Dalglish walked out of the Old Trafford tunnel on January 9 less than 24 hours after stepping off a long-haul flight having cut short a cruise holiday in the Persian Gulf to take over from Roy Hodgson.
His predecessor had been sacked the previous evening and Dalglish only got to speak to the players at 10am on the morning of the game.
The Scot, 60 today, inherited a side in disarray, 12th in the table and only four points off the relegation zone.
In two months he has produced a remarkable turnaround and Liverpool are now in a much healthier sixth position with last Sunday's defeat at West Ham their first in eight matches.
And with United having lost at Chelsea in midweek and suffering defensive problems with injuries and suspension it appears the north-west arch-rivals meet at Anfield on Sunday on a more level playing field.
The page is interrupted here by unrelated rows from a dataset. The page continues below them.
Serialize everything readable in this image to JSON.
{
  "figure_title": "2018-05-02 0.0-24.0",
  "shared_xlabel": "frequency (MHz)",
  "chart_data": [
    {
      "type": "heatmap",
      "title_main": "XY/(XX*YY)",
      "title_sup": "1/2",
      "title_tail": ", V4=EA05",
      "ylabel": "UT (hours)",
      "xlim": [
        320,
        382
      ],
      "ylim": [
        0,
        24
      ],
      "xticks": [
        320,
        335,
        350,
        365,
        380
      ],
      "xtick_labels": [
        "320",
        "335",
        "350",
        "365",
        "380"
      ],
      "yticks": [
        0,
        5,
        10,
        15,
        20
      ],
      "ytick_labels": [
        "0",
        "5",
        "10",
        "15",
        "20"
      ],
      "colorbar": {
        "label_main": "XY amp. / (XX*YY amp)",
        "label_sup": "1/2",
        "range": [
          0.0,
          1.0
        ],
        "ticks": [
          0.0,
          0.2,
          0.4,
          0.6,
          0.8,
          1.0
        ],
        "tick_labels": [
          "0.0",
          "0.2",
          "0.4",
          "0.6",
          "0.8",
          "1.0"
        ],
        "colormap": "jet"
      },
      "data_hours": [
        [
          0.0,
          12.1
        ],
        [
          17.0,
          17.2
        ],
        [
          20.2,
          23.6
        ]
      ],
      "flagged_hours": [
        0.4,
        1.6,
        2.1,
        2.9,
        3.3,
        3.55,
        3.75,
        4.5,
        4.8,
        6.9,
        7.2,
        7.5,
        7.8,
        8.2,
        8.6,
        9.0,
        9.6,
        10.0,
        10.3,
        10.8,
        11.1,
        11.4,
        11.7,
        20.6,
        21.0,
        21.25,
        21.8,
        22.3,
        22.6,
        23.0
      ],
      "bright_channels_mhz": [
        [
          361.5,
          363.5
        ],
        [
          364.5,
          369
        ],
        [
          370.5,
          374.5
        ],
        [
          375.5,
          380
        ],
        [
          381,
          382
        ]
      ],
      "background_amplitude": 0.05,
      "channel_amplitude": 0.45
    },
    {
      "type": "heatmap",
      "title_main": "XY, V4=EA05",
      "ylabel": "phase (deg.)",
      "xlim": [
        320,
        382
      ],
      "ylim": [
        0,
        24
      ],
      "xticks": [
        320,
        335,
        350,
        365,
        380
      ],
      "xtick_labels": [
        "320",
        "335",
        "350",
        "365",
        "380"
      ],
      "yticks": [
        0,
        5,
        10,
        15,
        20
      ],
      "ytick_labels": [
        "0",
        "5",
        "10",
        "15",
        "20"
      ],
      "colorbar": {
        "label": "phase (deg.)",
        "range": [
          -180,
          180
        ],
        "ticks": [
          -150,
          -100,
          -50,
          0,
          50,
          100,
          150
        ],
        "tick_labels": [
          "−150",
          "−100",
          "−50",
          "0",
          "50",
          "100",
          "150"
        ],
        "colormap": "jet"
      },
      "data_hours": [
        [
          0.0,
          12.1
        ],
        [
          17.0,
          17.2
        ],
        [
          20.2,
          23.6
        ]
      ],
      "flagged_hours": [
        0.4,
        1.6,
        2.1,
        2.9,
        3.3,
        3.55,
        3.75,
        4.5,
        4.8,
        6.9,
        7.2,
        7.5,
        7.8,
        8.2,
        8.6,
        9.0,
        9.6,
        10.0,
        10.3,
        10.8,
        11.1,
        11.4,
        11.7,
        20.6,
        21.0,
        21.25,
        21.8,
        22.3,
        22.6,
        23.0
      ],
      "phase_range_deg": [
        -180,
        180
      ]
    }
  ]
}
Dalglish has had all week to work with his players ahead of the visit of the Barclays Premier League leaders, who are looking to go past Liverpool's haul of 18 titles this season.
"I never had any time (ahead of their FA Cup meeting). I was in transit but the lads had been well prepared here," said the Scot.
"But obviously that went out the window a little bit in the first minute when they got a penalty and Steven got sent off.
"You can prepare as much as you want but you can't prepare for things like that."
Dalglish will urge his players to be competitive but controlled against Sir Alex Ferguson's side, who have had their own recent discipline problems with Wayne Rooney escaping punishment for an unprovoked elbow on Wigan's James McCarthy last weekend and Nemanja Vidic suspended for Sunday's game after being sent off against Chelsea.
"It's hard for us to talk about discipline when we got somebody sent off in the last game but I don't think it's difficult to be disciplined," said the Reds boss.
"You have to compete and it's a fine line as to how you do that.
"If you do something stupid you deserve to be sent off. I don't think there is a problem with discipline from either team - certainly from us there is no problem.
"You've got to have controlled aggression, not just for this game but for any game.
"You can't go around punching and kicking and headbutting people and expect to stay on the pitch.
"It's got to be within the rules of the game. The lads know the rules but they also know we've got to compete."
Despite the obvious rivalry of a clash between the country's two most decorated clubs of the last four decades Dalglish has tried to play down the significance of one match.
"Every game's very important for this football club but Liverpool-Manchester United is a game that a lot of people look forward to," he added.
"But you get the same rewards for it regarding points, although maybe a bit more credit and you might get a few more inches in the newspaper columns if you get a positive result.
"Every game is [against] a rival. Everybody that stands in front of you is an opponent.
"Everybody plays football to play at the highest level they possibly can and the games between Liverpool and Manchester United are what you term as the highest category of game you can get.
"I suppose anybody that's playing football would love to play in them."